Exploring Galatians: A Matter of Conscience

There is a division in the Body of Christ that we’re going to explore. It may make some of you uncomfortable or even angry. But this topic is really just an extension of the very same spirit Paul was confronting in his letter to the Galatians.

Paul writes, “However at that time, when you did not know God, you were slaves to those which by nature are no gods. But now that you have come to know God, or rather to be known by God, how is it that you turn back again to the weak and worthless elemental things, to which you desire to be enslaved all over again? You observe days and months and seasons and years. I fear for you, that perhaps I have labored over you in vain.” (Galatians 4:8–11, NASB95) Essentially the Galatians were slaves to their old gods, became sons through Christ, and now sought to become slaves all over again. Paul’s example of this return to slavery is the legalism of observing days, months, seasons, and years.

Observing days in the sense of Paul’s text is not the passive notice of what day it is. It is the ritualistic keeping of certain days and times. The most prevalent example being the keeping of the Sabbath. For observant Jews, keeping the Sabbath and the rules around it is vitally important. The Law of Moses provides very strict guidelines on what can and cannot be done on the Sabbath. This is the kind of “observing” that Paul has in view.

Now, we all have special traditions around certain days. Most of those traditions are harmless. The difference between a harmful tradition and a harmless one is the consequence to me and others if that tradition is not kept. Wearing green on St. Patrick’s day is a harmless tradition unless someone loses a job over it. I believe that Paul is saying celebrate certain days, just don’t become a slave to them or judge people concerning them. We are free in Christ to celebrate Christmas or to ignore it.

In both Romans and Colossians, Paul considers the keeping of days to be a matter of conscience and not a matter of Law. To the Romans, Paul wrote, “One person regards one day above another, another regards every day alike. Each person must be fully convinced in his own mind.” (Romans 14:5, NASB95) To the Colossians, “Therefore no one is to act as your judge in regard to food or drink or in respect to a festival or a new moon or a Sabbath day.” (Colossians 2:16, NASB95) These are matters of personal conviction and not matters to divide the Body of Christ over. But that is exactly what some have done.
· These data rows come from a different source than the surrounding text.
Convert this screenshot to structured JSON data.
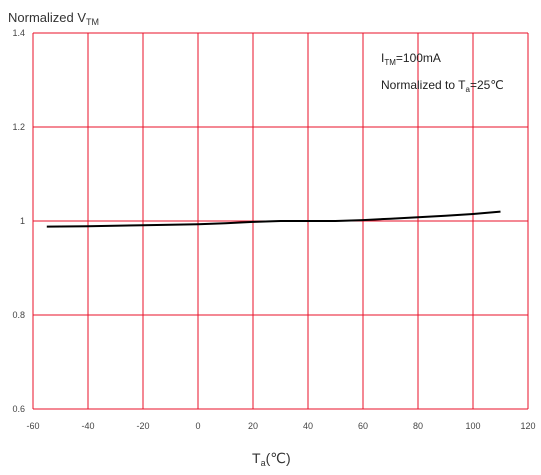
{
  "chart_data": {
    "type": "line",
    "title": {
      "main": "Normalized V",
      "sub": "TM"
    },
    "xlabel": {
      "main": "T",
      "sub": "a",
      "unit": "(℃)"
    },
    "xlim": [
      -60,
      120
    ],
    "ylim": [
      0.6,
      1.4
    ],
    "x_ticks": [
      -60,
      -40,
      -20,
      0,
      20,
      40,
      60,
      80,
      100,
      120
    ],
    "y_ticks": [
      0.6,
      0.8,
      1,
      1.2,
      1.4
    ],
    "x_tick_labels": [
      "-60",
      "-40",
      "-20",
      "0",
      "20",
      "40",
      "60",
      "80",
      "100",
      "120"
    ],
    "y_tick_labels": [
      "0.6",
      "0.8",
      "1",
      "1.2",
      "1.4"
    ],
    "grid": true,
    "grid_color": "#e8102a",
    "line_color": "#000000",
    "annotation": {
      "line1": {
        "main": "I",
        "sub": "TM",
        "rest": "=100mA"
      },
      "line2": {
        "main": "Normalized to T",
        "sub": "a",
        "rest": "=25℃"
      },
      "position": "top-right"
    },
    "series": [
      {
        "x": [
          -55,
          -40,
          -20,
          0,
          10,
          20,
          30,
          40,
          50,
          60,
          70,
          80,
          90,
          100,
          110
        ],
        "y": [
          0.988,
          0.989,
          0.991,
          0.993,
          0.995,
          0.998,
          1.0,
          1.0,
          1.0,
          1.002,
          1.005,
          1.008,
          1.011,
          1.015,
          1.02
        ]
      }
    ]
  }
}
Are we to gather in worship on Saturday or Sunday? Interestingly the New Testament doesn’t say one way or the other. The Jewish tradition is that the sabbath day is sunset Friday evening to sunset Saturday. The Law also indicates in the Ten Commandments, “Remember the sabbath day, to keep it holy. Six days you shall labor and do all your work, but the seventh day is a sabbath of the Lord your God; in it you shall not do any work, you or your son or your daughter, your male or your female servant or your cattle or your sojourner who stays with you.” (Exodus 20:8–10, NASB95) Here’s the question, is it the day that is important? Do we even know that what we call Saturday is directly in line with the seventh day of creation? The point of the law was to set aside one day out of seven for rest and worship.

There are some of you reading this who gather for worship on Saturday – which is fine and fantastic. There are others of you reading this who gather for worship on Sunday – that is also fine and fantastic. And there may be some who, because of life-giving work or other circumstances, gather in some way on another day of the week – that too is fine and fantastic. If you are convicted that Saturday is the day, then God bless you; I will not judge you or divide with you over it. And, since I’m a Sunday kind of guy, I trust that you will not judge me or divide with me because of my conviction or practice.

We can take this even deeper and consider what that day should look like. What do our gatherings entail? Even here, there has been division. Some avoid singing or instruments while others embrace them. Some are formal and liturgical, others are less formal, and some are rather casual in their gatherings. When it comes to church, name anything you’d like, and someone has divided over it. How fancy or plain is our building? Is there even a building, or do we meet in homes? What adornments are permitted? Should there be a clock? How is the room arranged? How long does the service last? On and on and on it goes.

Here’s Paul’s point to the Galatians and for us. When we allow any of these matters of conscience and conviction to divide us, then we are living as slaves instead of as sons. There are some concrete things which we must agree on, such as the death and resurrection of Jesus. But much of the other stuff that seems so important in the heat of a moment are really matters of personal conviction. They are the stuff where grace lives. In love, let us all extend grace to one another instead of the bitter fruit of judgment.